My most recent trip to Israel (January 2010) included a visit to a church I had never before discovered. It's the Syrian Orthodox Church (and St. Mark's Convent) in the Old City of Jerusalem.
Located on the northern slope of Mount Zion, St. Mark's stands on the ancient site of the home of St. Mark the Evangelist (Acts 12:12) according to a 6th century inscription, discovered in 1940. The inscription, shown below (in the lower frame, with the English translation above it), reads, "This is the house of Mary, mother of John, called Mark. Proclaimed a church by the holy apostles under the name of the Virgin Mary, mother of God, after the ascension of our Lord Jesus Christ into heaven. Renewed after the destruction of Jerusalem by Titus in the year A.D. 73."
As the site of the home of Mary, the mother of John Mark, this church is also the possible location of the events of John 20:19-29 (the church lays claim to being the site of the Last Supper, but this is unlikely). The site was visited by many ancient pilgrims from the West as well as the East: the Bordeaux Pilgrim in AD 333, St.

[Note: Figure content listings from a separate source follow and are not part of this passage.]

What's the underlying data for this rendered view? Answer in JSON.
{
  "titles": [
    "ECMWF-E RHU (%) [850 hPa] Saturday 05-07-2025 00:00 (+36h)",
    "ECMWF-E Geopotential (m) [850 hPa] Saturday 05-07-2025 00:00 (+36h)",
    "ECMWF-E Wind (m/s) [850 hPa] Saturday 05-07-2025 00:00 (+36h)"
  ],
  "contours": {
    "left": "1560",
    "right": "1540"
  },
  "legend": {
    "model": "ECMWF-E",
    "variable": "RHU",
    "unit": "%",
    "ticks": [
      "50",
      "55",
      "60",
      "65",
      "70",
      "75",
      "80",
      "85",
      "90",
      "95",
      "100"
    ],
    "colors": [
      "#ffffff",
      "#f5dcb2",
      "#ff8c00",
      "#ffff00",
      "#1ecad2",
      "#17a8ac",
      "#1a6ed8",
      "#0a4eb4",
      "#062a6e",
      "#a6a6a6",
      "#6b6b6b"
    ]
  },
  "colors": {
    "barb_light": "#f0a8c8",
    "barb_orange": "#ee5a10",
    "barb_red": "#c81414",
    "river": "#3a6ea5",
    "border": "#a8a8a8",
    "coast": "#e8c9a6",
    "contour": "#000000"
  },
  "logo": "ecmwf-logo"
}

Cyril of Jerusalem in 348, Silvia the Spanish nun in 385, and many others.
We entered this church in the company of our tour guide, Nader (below), who is a Syrian Orthodox Christian, and was raised in the Old City and in this church.
The small chapel of the church is ornate, and adorned with many ancient relics, one of which is a highly venerated painting of the Virgin Mary that was (according to local tradition) painted by St. Luke himself!
Below the church are stairs leading to the remains of the ancient home, where John Mark, the writer of the second Gospel and traveling companion Paul and Barnabas, once lived.